The briefing covered three operational items that the ISO said drive WEIM benefits: a large, geographically diverse pool of resources that reduces production costs; real‑time optimization every 15 and 5 minutes that helps manage changing weather and renewables; and procedures that test participant readiness so the market produces feasible dispatches. Anna McKenna said WEIM has produced more than $7 billion in estimated economic benefits since 2014 and cited improved reliability and lower emissions as additional outcomes.

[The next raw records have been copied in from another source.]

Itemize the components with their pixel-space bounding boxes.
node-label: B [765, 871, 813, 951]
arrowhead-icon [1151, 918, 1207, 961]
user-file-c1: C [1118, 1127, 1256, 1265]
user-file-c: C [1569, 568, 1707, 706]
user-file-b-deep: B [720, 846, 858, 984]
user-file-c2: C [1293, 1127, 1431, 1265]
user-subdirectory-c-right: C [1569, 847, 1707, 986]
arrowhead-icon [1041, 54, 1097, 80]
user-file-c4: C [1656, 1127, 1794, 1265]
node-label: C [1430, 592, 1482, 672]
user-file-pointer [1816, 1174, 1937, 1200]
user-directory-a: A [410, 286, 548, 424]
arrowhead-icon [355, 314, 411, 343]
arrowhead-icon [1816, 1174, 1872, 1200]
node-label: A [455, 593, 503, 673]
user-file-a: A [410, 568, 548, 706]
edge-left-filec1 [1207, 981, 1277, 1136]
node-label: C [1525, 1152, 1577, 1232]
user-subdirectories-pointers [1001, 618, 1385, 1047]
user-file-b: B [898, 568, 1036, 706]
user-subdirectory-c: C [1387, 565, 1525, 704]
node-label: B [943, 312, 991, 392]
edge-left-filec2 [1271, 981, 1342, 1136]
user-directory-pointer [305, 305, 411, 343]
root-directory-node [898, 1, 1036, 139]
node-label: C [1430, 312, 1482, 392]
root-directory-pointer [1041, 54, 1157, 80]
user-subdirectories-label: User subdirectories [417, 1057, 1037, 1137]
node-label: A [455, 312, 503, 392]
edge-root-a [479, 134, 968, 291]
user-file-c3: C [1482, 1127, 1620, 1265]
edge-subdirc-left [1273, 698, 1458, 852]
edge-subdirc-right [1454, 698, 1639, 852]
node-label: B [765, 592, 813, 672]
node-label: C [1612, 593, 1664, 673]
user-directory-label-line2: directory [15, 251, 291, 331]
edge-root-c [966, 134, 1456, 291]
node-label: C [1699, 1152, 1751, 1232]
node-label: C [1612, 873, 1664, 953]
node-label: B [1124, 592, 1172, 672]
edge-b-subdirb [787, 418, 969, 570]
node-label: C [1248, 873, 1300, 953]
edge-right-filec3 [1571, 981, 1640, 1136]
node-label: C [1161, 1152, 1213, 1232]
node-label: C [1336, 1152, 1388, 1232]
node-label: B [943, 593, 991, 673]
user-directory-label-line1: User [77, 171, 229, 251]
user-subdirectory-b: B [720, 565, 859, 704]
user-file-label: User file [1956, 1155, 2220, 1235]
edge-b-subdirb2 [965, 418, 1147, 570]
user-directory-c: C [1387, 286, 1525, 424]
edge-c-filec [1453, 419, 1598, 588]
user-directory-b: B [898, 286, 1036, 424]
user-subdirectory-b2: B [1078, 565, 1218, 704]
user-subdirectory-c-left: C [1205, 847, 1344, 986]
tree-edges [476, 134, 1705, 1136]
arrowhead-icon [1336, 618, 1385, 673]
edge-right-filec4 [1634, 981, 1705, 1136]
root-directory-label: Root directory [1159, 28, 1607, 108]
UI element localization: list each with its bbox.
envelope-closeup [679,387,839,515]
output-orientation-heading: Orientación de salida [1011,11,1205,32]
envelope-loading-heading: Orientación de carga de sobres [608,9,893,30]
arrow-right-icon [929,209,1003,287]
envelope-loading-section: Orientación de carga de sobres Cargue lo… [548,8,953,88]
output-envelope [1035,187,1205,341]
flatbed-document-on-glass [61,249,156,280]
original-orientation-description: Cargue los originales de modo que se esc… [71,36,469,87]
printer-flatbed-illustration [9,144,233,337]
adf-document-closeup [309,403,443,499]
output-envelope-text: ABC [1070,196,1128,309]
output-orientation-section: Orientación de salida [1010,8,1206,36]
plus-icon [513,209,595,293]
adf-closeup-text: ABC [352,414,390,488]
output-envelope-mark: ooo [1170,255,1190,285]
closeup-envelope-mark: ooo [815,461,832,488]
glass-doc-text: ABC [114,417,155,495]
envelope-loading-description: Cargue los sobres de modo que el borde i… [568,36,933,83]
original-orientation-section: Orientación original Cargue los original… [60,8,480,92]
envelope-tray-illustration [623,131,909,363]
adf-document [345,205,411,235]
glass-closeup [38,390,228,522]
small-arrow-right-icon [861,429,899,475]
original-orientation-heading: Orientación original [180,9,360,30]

Anya Gilbert, lead policy developer at the ISO, and Milos Kosanec, regional market sector manager, described EDAM as a voluntary day‑ahead market that would extend least‑cost, portfolio‑level optimization across a larger Western footprint. The ISO’s planned EDAM functions include an integrated forward market (financial clearing), a residual unit commitment that ensures reliability if the market alone does not produce feasible schedules, and separate pricing for uncertainty. The ISO confirmed Pacific‑core entities are the initial set for EDAM go‑live in May 2026 and listed other expected implementation dates for later participants.
The ISO explained procedures intended to limit operational risk if an entity cannot show sufficient forward resources. The day‑ahead “resource efficiency evaluation” tests whether each participant can meet its forecasted load and uncertainty; ISO staff said the test is run before day‑ahead clearing and uses a high percentile forecast to capture uncertainty. If an entity fails, staff said there is a tiered set of consequences, opportunities to “cure” the deficiency, and a fallback to real‑time WEIM testing if the problem persists.
The ISO also described the assistance energy transfer product that lets entities opt in to pay a defined surcharge when they exceed prior transfer levels during tight conditions. Holly Taylor of the ISO said the surcharge is calculated after market clearing and is tied to a cap price (roughly in the thousands of dollars per unit in the emergency pricing example the ISO described); entities opt in by day for standard use and the product has been used by roughly 10–11 balancing areas at times.
Utah Division of Public Utilities staff asked about detailed benefit calculations and the ISO said it publishes a methodology and quarterly reports and performs counterfactual analysis comparing market outcomes to a no‑market base schedule case. The ISO agreed to provide links and quarterly detail to commission staff.
The ISO asked stakeholders to weigh operational and design choices as EDAM is implemented and said it will continue stakeholder engagement and monitor effects after go‑live. Officials invited regulators and staff to follow‑up technical workshops and training sessions planned before implementation.
The ISO’s presenters at the briefing were Anna McKenna (California ISO, vice president, market design analysis), Anya Gilbert (California ISO, lead policy developer), Milos Kosanec (California ISO, regional market sector manager), Holly Taylor (California ISO), and Stacy Crowley (California ISO, vice president of external affairs). Utah participants included staff from the Utah Division of Public Utilities and commissioners of the Utah Public Service Commission.